Verstärkt wird diese Entwicklung durch drei weitere Megatrend-Elemente: Die Entstehungszeit der Greenpeace-Bewegung in den 1970er Jahren setzte die erste Marke für das Jahrhundertthema der Nachhaltigkeit. Ebenfalls über 30 Prozent unserer Endkunden visualisieren bis heute mit ihrem Bekleidungsstil die heilende Einstellung zur Natur, zur Umwelt, zur Nachhaltigkeit, materialisiert über die Wahl der Stoffe, der Farben, der Auswahl von Dessinierungen und über wissen wollen, wo und wie produziert wird. Und es werden mehr, die die Kleidermüllberge anprangern. Warum Abermillionen Tonnen produzieren, um dann dieselben Tonnen wegzuwerfen. Ein Arte-Film über Chile zeigt diesen Missstand drastisch auf. Stattdessen kurze Wege, ungiftige Materialien, vernünftige Löhne und nur so viel produzieren, wie gewollt und gebraucht wird.

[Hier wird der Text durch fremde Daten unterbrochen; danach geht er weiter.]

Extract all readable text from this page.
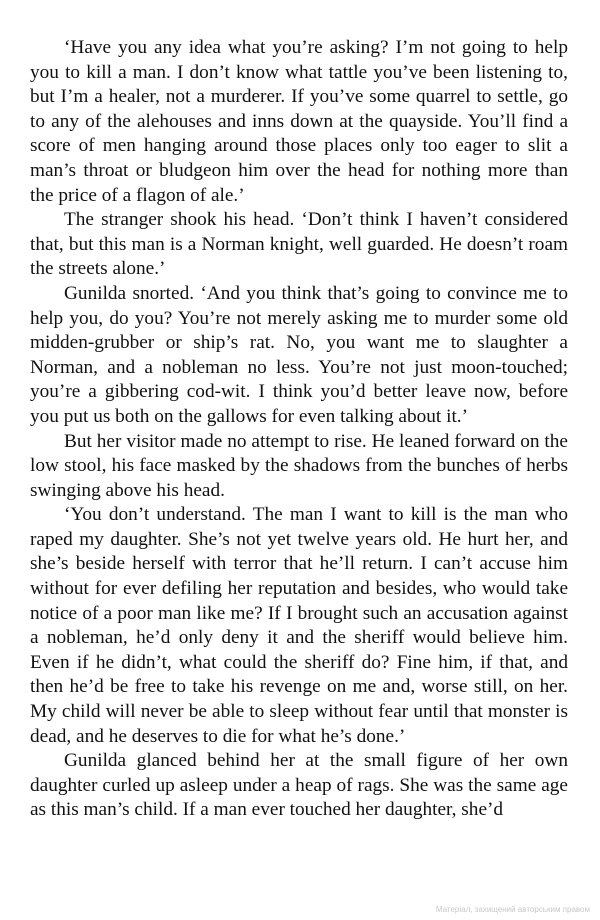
‘Have you any idea what you’re asking? I’m not going to help you to kill a man. I don’t know what tattle you’ve been listening to, but I’m a healer, not a murderer. If you’ve some quarrel to settle, go to any of the alehouses and inns down at the quayside. You’ll find a score of men hanging around those places only too eager to slit a man’s throat or bludgeon him over the head for nothing more than the price of a flagon of ale.’

The stranger shook his head. ‘Don’t think I haven’t considered that, but this man is a Norman knight, well guarded. He doesn’t roam the streets alone.’

Gunilda snorted. ‘And you think that’s going to convince me to help you, do you? You’re not merely asking me to murder some old midden-grubber or ship’s rat. No, you want me to slaughter a Norman, and a nobleman no less. You’re not just moon-touched; you’re a gibbering cod-wit. I think you’d better leave now, before you put us both on the gallows for even talking about it.’

But her visitor made no attempt to rise. He leaned forward on the low stool, his face masked by the shadows from the bunches of herbs swinging above his head.

‘You don’t understand. The man I want to kill is the man who raped my daughter. She’s not yet twelve years old. He hurt her, and she’s beside herself with terror that he’ll return. I can’t accuse him without for ever defiling her reputation and besides, who would take notice of a poor man like me? If I brought such an accusation against a nobleman, he’d only deny it and the sheriff would believe him. Even if he didn’t, what could the sheriff do? Fine him, if that, and then he’d be free to take his revenge on me and, worse still, on her. My child will never be able to sleep without fear until that monster is dead, and he deserves to die for what he’s done.’

Gunilda glanced behind her at the small figure of her own daughter curled up asleep under a heap of rags. She was the same age as this man’s child. If a man ever touched her daughter, she’d

Матеріал, захищений авторським правом
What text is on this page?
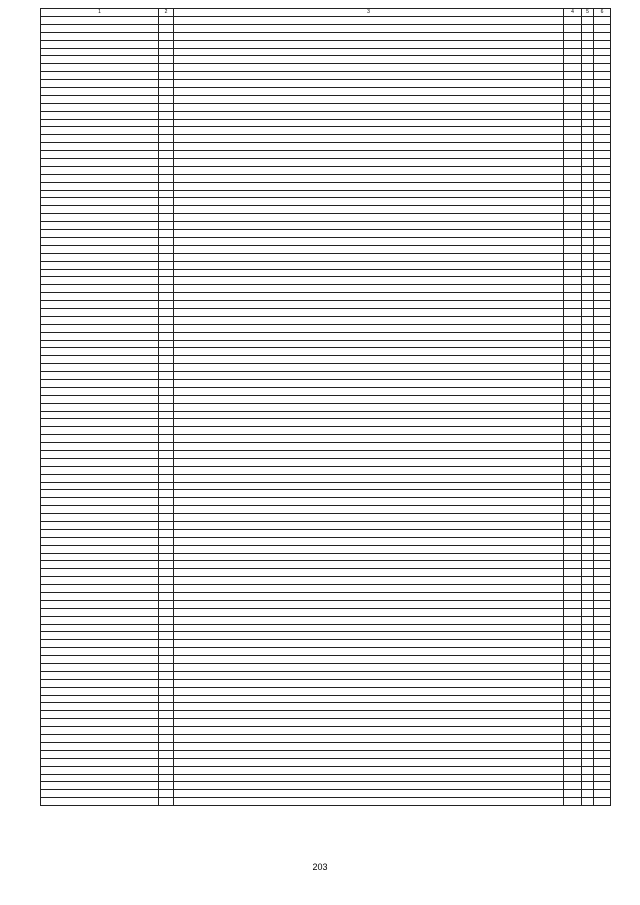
1	2	3	4	5	6	

203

Ein weiteres Element ist die Migration, seien es politisch bedingte Fluchtwellen zu uns, oder auch materiell bedingte Auswanderungen aus armen Ländern. Deutlich zeigt sich die Aufnahme fremder Impulse wieder als erstes in der Mode. Waren es vor der Migrationswelle fünf Designer, wie z. B. Etro, die daraus Cross-Culture-Kollektionen zeigten, indem sie Farben und Dessinierungen anderer Völkerkulturen aufnahmen, sind es jetzt zehnmal so viele.
Alle politischen Statements der Mode münden ein in Zukunftsdenken. Wie geht es weiter? Wie bewältigen wir unsere Konflikte und Krisen? Können wir mit Mode dazu beitragen, Missstände nicht nur aufzuzeigen, sondern auch in eine lösungsorientierte Zukunft hineinzutragen? Ja, wir können. Die Avantgardisten in der Modekultur machen die ersten Schritte. Sie zeigen ein JA mit dem Optimismus einer lauten Farbigkeit. Sie zeigen ein JA mit striktem Einsatz nachhaltiger Stoffe und Lieferketten. Sie zeigen ein JA mit politischen Statements. Ja, sie sagen vermehrt JA zur Reduzierung des zwölfmonatlichem Rhythmus herausgeschossener unnötiger Kollektionen hin zu überlegtem Zeigen, was wir tragen wollen und welche Haltung wir unserem Gegenüber signalisieren wollen, von Mensch zu Mensch.
Dieser Text ist zuerst erschienen in Politik & Kultur 05/22.